Wer unter einer Glutenunverträglichkeit leidet oder aus anderen Gründen auf Getreide, Milchprodukte und Eier verzichten muss, kennt das morgendliche Dilemma: Was bleibt da eigentlich noch übrig? Kein Brot, kein Porridge, keine Eier – puh! Aber: Es gibt so viele kreative, wohltuende und köstliche Alternativen, die nicht nur sättigen, sondern auch Freude machen.
In meiner Arbeit mit Klienten erlebe ich oft, wie entlastend es ist, wenn der Tag mit einer echten Wohlfühlmahlzeit beginnt. Und genau darum geht es hier: Gerichte, die glutenfrei, kuhmilchfrei und eifrei und trotzdem köstlich sind. Mal süß, mal herzhaft, gern auch warm.
Hier eine Sammlung von Frühstücksideen zum Ausprobieren und Genießen. Basierend auf meiner eigenen Erfahrung mit der makrobiotischen Küche – und von ayurvedischem Denken inspiriert.
Süßer Hirse-Porridge mit Zimt-Apfel
Zutaten: Hirse, Wasser oder pflanzliche Milch (z. B. Mandelmilch), Zimt oder Kardamom, geriebene Äpfel oder Birnen, Nüsse und Samen nach Wahl.
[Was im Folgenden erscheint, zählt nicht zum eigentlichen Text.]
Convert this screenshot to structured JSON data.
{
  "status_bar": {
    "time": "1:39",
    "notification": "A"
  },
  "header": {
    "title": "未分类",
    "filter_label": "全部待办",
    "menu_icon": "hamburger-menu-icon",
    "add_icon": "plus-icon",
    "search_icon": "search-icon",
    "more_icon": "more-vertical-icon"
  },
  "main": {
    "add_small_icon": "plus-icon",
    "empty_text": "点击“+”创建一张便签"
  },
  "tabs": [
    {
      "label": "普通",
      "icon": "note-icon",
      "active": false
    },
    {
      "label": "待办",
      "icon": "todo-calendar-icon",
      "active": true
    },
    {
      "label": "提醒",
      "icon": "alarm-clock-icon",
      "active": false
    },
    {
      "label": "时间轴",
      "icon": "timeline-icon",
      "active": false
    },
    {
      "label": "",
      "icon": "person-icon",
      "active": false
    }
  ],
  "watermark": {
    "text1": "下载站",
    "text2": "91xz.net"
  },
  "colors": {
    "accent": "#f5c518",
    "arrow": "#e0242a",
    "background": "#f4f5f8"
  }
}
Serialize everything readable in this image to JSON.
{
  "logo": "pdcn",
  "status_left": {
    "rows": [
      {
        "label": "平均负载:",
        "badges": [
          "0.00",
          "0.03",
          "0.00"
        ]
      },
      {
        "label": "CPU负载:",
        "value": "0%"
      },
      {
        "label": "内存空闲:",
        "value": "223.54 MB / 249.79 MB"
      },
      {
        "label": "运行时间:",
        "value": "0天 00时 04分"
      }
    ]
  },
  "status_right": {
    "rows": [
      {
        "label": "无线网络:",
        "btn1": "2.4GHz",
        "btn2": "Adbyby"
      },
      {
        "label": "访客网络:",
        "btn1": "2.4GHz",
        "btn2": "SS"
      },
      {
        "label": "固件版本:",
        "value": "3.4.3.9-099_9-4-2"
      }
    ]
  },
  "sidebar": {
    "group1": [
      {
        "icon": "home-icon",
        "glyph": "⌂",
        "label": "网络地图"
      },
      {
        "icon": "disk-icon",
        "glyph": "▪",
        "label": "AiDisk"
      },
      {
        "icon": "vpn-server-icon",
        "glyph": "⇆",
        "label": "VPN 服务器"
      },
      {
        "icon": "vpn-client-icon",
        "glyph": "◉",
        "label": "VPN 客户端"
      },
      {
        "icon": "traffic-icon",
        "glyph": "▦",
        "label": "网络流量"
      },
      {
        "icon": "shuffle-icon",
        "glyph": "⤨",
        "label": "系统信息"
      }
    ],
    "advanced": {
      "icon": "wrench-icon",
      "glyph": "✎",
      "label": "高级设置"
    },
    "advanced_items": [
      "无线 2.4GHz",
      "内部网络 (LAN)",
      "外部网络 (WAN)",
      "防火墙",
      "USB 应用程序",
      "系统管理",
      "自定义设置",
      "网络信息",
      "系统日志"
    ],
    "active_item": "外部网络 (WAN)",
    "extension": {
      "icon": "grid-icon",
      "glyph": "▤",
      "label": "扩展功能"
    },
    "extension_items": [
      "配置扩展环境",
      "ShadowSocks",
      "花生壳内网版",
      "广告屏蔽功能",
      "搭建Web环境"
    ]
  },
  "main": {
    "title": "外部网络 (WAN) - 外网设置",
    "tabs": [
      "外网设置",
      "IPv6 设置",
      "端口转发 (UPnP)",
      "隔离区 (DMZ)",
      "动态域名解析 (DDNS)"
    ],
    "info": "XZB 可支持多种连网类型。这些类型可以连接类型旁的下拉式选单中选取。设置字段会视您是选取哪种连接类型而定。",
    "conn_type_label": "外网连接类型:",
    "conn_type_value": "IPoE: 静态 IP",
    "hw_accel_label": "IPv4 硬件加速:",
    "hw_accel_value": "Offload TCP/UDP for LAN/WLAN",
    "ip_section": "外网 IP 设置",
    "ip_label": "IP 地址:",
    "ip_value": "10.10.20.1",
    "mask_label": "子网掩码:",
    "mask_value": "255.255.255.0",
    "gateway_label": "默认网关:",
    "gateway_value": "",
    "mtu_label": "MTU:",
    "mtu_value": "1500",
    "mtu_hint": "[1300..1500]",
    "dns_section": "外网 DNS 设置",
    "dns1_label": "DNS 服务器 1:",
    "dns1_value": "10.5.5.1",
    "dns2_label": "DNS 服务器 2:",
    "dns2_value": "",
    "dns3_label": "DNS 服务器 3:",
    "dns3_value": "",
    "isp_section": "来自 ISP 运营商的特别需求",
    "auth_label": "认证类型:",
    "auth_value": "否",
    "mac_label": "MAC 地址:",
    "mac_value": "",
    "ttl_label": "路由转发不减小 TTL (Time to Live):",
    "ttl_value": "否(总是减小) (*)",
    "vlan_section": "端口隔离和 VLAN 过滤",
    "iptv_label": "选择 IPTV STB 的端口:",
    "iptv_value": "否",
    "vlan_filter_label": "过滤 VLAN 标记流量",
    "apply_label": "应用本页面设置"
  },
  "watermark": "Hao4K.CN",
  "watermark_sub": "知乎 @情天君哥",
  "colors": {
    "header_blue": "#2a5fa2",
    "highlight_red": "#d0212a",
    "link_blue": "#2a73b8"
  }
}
Hinweis: Hirse immer gründlich waschen und am besten ein 2-3 Stunden vor dem Kochen in Wasser quellen lassen.
Süßer Quinoa-Brei mit Beeren, Nüssen & Mandelmus
Zutaten (für 1 Portion): 4 EL Quinoa, 150–200 ml Wasser (optional mit Mandelmilch gemischt), ½ reife Banane, zerdrückt (für natürliche Süße), 1 Handvoll Beeren (z. B. Heidelbeeren oder Himbeeren), 1 TL Leinsamen oder Chiasamen, 1 EL Mandelmus oder Erdnussbutter oder gehackte Walnüsse , 1 Stückchen dunkle Schokolade
Hinweis: Quinoa immer gründlich waschen (wegen der Bitterstoffe).
Herzhafte Version: Ersetze Banane & Beeren durch: ½ Avocado (zerdrückt mit etwas Zitronensaft), Sonnenblumenkerne, Sesam & frische Kräuter
Bananen-Kokos-Pfannkuchen
Zutaten (für ca. 2 kleine Pfannkuchen): 1 reife Banane, 2 EL Kokosmehl, 1–2 EL gemahlene Mandeln oder Cashewmehl, ca. 60–80 ml Pflanzenmilch (z. B. Mandelmilch), 1 TL Chiasamen oder Leinsamen (als Ei-Ersatz, optional), Prise Zimt & Vanille (nach Geschmack), etwas Kokosöl oder Ghee zum Braten
Pikante Variante: z. B. mit geraspelter Zucchini und Süsskartoffel
Makrobiotisch inspirierte Frühstücksrezepte:
Gedünstete Birne mit Cashewcrème und gerösteten Kernen
Zutaten: Birne, Cashewmus (mit Wasser angerührt), Pistazienkerne, Kardamom
Gedünstetes Frühstücksgemüse mit Gomasio & Avocado
Zutaten: Brokkoli, Fenchel, Zucchini, Sesamsalz (Gomasio), Avocado mit etwas frischem Limettensaft
Nuss-Crunch mit Kokosjoghurt & Beeren
Zutaten: Walnüsse, Sonnenblumenkerne, Leinsamen, geriebene Kokosnuss, Zimt, Kokosjoghurt, frische Beeren
Mini-Gemüse-Muffins aus Linsenmehl
Zutaten: Kichererbsen- oder Linsenmehl, geriebene Zucchini, Karotte, Olivenöl, Gewürze
Hirse-Kürbis-Congee
Zutaten: Hirse, Hokkaido-Kürbis (gewürfelt), Wasser, Prise Meersalz, geröstete Sonnenblumenkerne
Miso-Gemüsesuppe mit Reisbällchen
Zutaten: Misopaste, Wasser, Wakame, Lauch, Karotte, gekochter Rundkornreis (zu kleinen Bällchen geformt), Sesam
Kokos-Amaranth-Crème mit Mango
Zutaten: gekochter Amaranth, Kokosmilch, Mango-Püree, Vanille, Sonnenblumenkerne
Gedämpfte Süßkartoffel mit Mandelmus
Zutaten: Süßkartoffel (gedämpft oder gebacken), Mandelmus, Prise Zimt, evtl. Blaubeeren
Amaranth-Brei mit gedünsteter Birne
Zutaten: Amaranth (gekocht in Wasser oder Mandelmilch), Birne (gedünstet), Leinsamen, Prise Zimt
Geröstete Wurzelgemüse mit Sesam
Zutaten: Pastinake, Karotte, Rote Bete (in Stifte geschnitten), Sesamöl, Sesam geröstet
Zucchini-Karotten-Reibeküchlein (im Ofen gebacken)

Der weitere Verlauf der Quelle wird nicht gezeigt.